Speaking to The Express Tribune, inDrive executives said earlier Super App failures in Pakistan were not due to the idea itself, but poor execution and premature expansion. The company believes market conditions have evolved, with higher smartphone usage, improved digital payments, and stronger consumer trust in online services now creating room for gradual platform scaling.
Head of Q-Commerce Services at inDrive, Nurken Rzaliyev, said Super Apps fail when platforms try to launch multiple services simultaneously without a strong core.
“You need one service people trust and use daily. Expansion must follow real behaviour, not ambition,” he said.
Pakistan has previously seen multiple Super App attempts struggle due to fragmented payments, weak logistics, and inconsistent service delivery. However, the landscape has shifted in recent years with systems like Raast and private fintechs improving transaction access, especially in urban areas. Ride-hailing and online deliveries have become part of daily life for millions, changing how digital platforms can grow.
Founded in 2012, inDrive entered Pakistan in 2021 and now operates in over 20 cities for urban rides and more than 200 cities for intercity travel. Its negotiated fare model has resonated strongly in price-sensitive markets like Pakistan.
Rather than launching a full Super App, inDrive is adding services gradually, including courier, freight and grocery delivery through its partnership with Crave Mart. Analysts note that groceries remain a high-frequency but operationally complex segment, requiring efficient warehousing and last-mile logistics.
Startup ecosystem expert Mutaher Khan of Data Darbar said the grocery integration does not fundamentally alter market dynamics.

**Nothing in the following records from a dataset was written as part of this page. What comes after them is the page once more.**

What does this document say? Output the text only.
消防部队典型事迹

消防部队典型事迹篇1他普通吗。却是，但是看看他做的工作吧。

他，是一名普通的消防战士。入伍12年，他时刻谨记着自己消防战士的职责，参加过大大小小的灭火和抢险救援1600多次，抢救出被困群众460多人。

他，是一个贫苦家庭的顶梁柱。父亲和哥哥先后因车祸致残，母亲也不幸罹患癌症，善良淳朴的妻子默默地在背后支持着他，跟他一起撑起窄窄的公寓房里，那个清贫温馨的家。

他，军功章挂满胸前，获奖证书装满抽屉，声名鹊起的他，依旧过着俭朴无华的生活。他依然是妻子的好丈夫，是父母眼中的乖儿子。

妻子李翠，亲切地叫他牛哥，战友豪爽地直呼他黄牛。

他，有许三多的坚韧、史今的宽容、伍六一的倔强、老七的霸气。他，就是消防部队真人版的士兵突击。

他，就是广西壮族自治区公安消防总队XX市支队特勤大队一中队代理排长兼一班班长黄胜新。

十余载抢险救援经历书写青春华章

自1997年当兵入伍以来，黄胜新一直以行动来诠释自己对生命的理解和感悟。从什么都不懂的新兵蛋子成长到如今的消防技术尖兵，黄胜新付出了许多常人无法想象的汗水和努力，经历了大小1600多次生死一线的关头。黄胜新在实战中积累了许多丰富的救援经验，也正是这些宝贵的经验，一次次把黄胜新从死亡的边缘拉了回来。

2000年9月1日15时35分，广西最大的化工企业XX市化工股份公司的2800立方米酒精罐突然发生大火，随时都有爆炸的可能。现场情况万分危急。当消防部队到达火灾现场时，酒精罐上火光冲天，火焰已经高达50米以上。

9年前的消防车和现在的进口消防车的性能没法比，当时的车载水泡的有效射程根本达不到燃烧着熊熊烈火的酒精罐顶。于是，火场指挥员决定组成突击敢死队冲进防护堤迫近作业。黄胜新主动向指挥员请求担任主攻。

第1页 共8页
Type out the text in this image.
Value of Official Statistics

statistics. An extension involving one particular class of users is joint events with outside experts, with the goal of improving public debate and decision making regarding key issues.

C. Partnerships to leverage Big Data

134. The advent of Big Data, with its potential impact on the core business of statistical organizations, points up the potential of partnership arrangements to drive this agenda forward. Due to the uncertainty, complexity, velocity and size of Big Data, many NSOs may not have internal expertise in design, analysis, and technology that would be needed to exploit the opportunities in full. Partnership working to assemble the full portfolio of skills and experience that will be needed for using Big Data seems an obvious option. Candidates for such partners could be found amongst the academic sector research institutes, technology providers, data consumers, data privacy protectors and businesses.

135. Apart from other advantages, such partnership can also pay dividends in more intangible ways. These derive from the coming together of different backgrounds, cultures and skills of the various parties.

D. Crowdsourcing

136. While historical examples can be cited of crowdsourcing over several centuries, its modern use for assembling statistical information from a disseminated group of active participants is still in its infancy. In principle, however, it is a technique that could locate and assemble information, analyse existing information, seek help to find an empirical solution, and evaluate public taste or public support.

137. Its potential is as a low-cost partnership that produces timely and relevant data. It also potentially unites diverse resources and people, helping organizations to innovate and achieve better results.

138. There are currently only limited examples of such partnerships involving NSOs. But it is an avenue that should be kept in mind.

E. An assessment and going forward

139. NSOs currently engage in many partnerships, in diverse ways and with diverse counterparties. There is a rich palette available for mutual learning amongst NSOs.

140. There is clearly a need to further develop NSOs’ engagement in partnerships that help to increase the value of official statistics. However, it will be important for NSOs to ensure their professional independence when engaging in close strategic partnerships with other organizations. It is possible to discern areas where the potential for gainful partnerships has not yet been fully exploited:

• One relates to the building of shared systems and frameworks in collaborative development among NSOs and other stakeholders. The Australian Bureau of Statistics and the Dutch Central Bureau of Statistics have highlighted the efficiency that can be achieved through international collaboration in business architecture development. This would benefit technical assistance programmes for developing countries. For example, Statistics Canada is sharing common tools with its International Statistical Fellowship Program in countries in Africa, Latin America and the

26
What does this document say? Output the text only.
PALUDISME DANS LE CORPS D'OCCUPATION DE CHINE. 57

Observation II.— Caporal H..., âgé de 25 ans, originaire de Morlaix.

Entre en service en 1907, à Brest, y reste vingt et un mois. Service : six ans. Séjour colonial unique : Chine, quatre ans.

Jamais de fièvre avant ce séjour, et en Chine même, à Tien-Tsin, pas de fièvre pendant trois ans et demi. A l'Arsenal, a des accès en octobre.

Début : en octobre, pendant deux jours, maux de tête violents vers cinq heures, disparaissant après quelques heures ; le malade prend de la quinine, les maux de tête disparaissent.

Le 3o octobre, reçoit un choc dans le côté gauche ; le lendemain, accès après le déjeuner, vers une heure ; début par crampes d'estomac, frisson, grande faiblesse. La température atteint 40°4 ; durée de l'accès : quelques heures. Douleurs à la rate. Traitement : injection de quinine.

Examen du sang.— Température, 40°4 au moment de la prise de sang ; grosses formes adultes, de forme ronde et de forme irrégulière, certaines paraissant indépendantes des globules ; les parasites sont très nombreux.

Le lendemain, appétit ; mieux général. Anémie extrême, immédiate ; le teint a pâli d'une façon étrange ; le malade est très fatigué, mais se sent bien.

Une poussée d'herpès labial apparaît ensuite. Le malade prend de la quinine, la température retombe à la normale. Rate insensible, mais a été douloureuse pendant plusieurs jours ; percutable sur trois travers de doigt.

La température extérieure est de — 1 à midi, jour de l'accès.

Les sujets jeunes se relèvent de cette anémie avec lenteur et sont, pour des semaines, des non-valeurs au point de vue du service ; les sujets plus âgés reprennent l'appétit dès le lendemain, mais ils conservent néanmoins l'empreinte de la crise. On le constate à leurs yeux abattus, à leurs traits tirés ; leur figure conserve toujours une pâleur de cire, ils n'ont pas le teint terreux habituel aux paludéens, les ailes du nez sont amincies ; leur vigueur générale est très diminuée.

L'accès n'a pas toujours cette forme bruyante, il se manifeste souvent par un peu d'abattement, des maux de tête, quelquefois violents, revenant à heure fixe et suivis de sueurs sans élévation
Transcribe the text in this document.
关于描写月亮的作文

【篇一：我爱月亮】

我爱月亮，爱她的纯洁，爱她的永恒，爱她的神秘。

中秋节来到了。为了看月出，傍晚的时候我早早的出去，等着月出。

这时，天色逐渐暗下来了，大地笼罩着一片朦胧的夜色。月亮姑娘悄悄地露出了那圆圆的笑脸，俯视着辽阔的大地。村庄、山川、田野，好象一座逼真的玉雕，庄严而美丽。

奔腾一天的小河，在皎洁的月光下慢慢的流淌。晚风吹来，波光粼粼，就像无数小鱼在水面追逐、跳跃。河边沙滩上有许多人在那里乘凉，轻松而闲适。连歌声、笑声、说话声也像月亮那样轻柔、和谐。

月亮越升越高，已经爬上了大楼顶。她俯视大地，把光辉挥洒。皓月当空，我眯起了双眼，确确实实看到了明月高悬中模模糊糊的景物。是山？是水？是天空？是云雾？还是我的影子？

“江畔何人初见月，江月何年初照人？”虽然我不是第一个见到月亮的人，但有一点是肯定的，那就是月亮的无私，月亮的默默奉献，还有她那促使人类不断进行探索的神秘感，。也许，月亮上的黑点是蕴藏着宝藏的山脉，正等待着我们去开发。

“It’s still Crave Mart operationally. Their scale is decent but smaller than PandaMart,” he said. He added that inDrive’s real strength remains ride-hailing, where it still holds the largest market share despite rising competition.
On payments, analysts caution that Pakistan’s digital transaction ecosystem remains fragmented, with much activity still happening off-app, making full integration a major challenge for any Super App.
Experts agree that Pakistan’s Super App success will depend less on branding and more on execution fundamentals such as service reliability, transparent pricing, logistics efficiency, and user trust. With consumer loyalty remaining fluid and price sensitivity high, only platforms that deliver consistent everyday value are likely to succeed.